По совету отца я пошел в театральную библиотеку и стал изучать все, что написано по поводу театральной режиссуры. Но вот беда, читаю Станиславского — во всем с ним согласен, читаю Мейерхольда — он еще более убеждает, читаю Таирова — уж сомневаюсь и в Станиславском и в Мейерхольде. А тут Коклен, Щепкин, Рихард Вагнер, Ленский, Дидро, Рейнгардт, Серов, Вахтангов, Евреинов, Ермолова, Стасов, Шкафер, Комиссаржевский, Римский-Корсаков, Игорь Глебов… Пишут сами, пишут о них. Я окружен книгами, в театр не хожу, вникаю в разноголосицу мнений, сижу, как на диспуте великих деятелей театра. Разобраться никто не помогает и… слава богу! Начинают рождаться свои мысли. Увы, скоро оказывается, что эти мысли уже кем-то и где-то были высказаны.

Среди серьезных идей попадается «мелочь», которая, как щелочка двери, обнаруживает кусочек любопытного в интересующей меня жизни. Журнал «Аполлон», рецензируя восстановление «Снегурочки», пишет, что «как всегда фальшиво пела госпожа Нежданова». В другом месте ругают итальянскую оперу за то, что у них не стало приличных теноров — раньше привозили Таманьо, Мазини, а теперь «докатились», везут какого-то Карузо. Шаляпин — скряга, грубиян, хулиган, мародер. Шаляпин — гений!

Стало ясно, что нужно учиться. Куда идти? В ЦеТеТИС — техникум театрального искусства. Не в институт же! В институт — страшно! Для экзаменов надо было приготовить режиссерский план любой пьесы. Я засел за «Золотого петушка». Работал полгода. В толстой кожаной тетради было все: от подробного анализа оперы, концепции (обратите внимание, что пишу это слово без кавычек) будущего спектакля с многими доказательствами своей личной точки зрения на сложную тему в противовес виденным спектаклям, до подробной мизансцены каждого действующего лица оперы, характеристик образов, до рисунка на кушаке любого артиста хора, до кувшина, стакана, меча, палки, любой мелочи.
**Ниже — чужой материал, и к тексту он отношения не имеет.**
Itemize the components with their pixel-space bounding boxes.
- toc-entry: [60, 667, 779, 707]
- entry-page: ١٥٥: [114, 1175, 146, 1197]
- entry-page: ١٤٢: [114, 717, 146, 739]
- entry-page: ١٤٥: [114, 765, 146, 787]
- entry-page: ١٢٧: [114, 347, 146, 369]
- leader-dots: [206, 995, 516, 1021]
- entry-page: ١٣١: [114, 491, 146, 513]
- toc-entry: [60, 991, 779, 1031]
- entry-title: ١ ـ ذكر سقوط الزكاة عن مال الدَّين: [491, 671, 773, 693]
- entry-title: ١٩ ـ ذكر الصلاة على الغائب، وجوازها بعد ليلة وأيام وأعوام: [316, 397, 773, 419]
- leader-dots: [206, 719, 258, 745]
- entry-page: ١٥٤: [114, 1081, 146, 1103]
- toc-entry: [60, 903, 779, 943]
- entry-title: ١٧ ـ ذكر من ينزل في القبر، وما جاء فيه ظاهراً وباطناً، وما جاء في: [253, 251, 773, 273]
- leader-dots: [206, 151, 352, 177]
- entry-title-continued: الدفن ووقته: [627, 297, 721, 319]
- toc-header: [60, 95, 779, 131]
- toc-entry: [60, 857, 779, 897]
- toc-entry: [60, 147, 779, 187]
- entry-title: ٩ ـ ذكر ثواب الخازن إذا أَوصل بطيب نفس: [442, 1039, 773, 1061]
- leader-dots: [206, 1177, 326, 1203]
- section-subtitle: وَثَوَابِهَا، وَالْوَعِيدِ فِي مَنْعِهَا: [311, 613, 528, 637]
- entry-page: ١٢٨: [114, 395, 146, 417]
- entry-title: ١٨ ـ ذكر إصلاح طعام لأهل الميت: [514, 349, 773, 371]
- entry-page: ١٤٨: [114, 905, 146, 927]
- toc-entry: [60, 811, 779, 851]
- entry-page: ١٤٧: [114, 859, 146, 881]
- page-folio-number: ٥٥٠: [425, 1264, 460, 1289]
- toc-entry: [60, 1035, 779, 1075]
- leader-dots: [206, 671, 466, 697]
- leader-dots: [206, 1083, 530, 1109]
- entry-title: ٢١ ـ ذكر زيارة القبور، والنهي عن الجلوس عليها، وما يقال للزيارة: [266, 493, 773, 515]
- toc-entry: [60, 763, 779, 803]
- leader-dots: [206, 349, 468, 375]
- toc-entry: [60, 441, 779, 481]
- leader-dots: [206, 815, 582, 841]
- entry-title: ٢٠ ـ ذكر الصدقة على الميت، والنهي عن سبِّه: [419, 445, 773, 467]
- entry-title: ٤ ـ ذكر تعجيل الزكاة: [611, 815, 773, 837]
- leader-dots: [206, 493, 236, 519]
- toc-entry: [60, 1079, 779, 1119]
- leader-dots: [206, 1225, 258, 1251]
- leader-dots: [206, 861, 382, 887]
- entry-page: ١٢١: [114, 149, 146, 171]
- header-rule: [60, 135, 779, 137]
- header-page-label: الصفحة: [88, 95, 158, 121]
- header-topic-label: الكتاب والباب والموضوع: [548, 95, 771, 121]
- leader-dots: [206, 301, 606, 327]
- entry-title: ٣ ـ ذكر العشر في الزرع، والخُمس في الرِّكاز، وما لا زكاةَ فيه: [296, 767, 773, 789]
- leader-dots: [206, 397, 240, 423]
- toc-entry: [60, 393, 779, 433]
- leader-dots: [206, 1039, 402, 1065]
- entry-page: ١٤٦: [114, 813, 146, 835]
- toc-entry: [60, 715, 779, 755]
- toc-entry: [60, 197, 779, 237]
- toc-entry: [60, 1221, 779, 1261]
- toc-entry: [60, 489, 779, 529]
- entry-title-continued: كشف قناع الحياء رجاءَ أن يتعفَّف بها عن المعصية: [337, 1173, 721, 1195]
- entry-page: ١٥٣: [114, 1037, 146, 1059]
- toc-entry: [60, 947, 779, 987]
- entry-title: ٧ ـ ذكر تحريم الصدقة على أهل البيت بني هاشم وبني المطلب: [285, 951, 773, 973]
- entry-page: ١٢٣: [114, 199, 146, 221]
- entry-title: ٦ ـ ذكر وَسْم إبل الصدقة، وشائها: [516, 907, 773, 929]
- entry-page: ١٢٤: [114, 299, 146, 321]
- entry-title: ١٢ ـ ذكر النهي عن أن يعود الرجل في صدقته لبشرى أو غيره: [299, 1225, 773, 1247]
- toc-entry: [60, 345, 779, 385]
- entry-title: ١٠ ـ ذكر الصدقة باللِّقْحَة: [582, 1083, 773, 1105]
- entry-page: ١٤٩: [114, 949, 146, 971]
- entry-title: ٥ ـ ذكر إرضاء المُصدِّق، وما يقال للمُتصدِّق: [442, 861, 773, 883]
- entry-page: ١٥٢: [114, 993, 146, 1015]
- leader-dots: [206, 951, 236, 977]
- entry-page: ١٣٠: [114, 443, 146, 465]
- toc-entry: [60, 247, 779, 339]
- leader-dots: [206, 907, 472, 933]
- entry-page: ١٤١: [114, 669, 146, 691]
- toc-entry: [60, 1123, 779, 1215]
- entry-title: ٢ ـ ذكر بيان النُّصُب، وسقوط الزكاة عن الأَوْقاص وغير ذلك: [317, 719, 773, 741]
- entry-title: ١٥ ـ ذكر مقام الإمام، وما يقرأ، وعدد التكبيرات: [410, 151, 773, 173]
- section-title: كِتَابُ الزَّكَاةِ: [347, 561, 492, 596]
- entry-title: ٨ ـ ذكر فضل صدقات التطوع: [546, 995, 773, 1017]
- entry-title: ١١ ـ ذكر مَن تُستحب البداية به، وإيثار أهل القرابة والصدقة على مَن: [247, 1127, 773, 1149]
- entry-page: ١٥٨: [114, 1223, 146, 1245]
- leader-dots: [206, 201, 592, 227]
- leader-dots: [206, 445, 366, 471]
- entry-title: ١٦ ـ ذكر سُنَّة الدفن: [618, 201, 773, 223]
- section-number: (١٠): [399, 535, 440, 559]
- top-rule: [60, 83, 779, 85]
Здесь я получил первую радость от режиссуры и работал, упиваясь счастьем. Остается добавить, что когда моя кожаная тетрадь попала в руки члена приемной комиссии Ю. А. Завадского, он, лениво перелистав в ней несколько страниц, элегантно бросил ее на стол и сказал: «Ну, его надо брать без всякого конкурса». Так и было напечатано в списках допущенных к конкурсу: «принять вне конкурса Покровского Б. А.»

Моя кожаная тетрадь с «Золотым петушком» сослужила мне еще одну службу. Когда много лет спустя я ставил это произведение в оперном театре Лейпцига, мне пришлось всерьез попользоваться ею. Во всяком случае концепция произведения, найденная и разработанная самоучкой, была для меня, постановщика-гастролера, вне подозрений. Прочтя тетрадь, я был уже готов к встрече с художником и к репетициям. Увы, таких подробных и внутренне прожитых режиссерских проектов я больше не писал.

Когда я поступил в ЦеТеТИС, мне было сказано, что было бы лучше, если бы я пошел в ГИТИС. Что меня непременно там приняли бы. Но тем не менее я не пошел в ГИТИС, думая, что это всегда успеется. И это успелось. Через полгода в ЦеТеТИСе расформировали нашу большую группу — сорок восемь человек, оставили четырнадцать, из которых сформировали новый курс — первый курс режиссерского факультета при Государственном институте театрального искусства — ГИТИСе.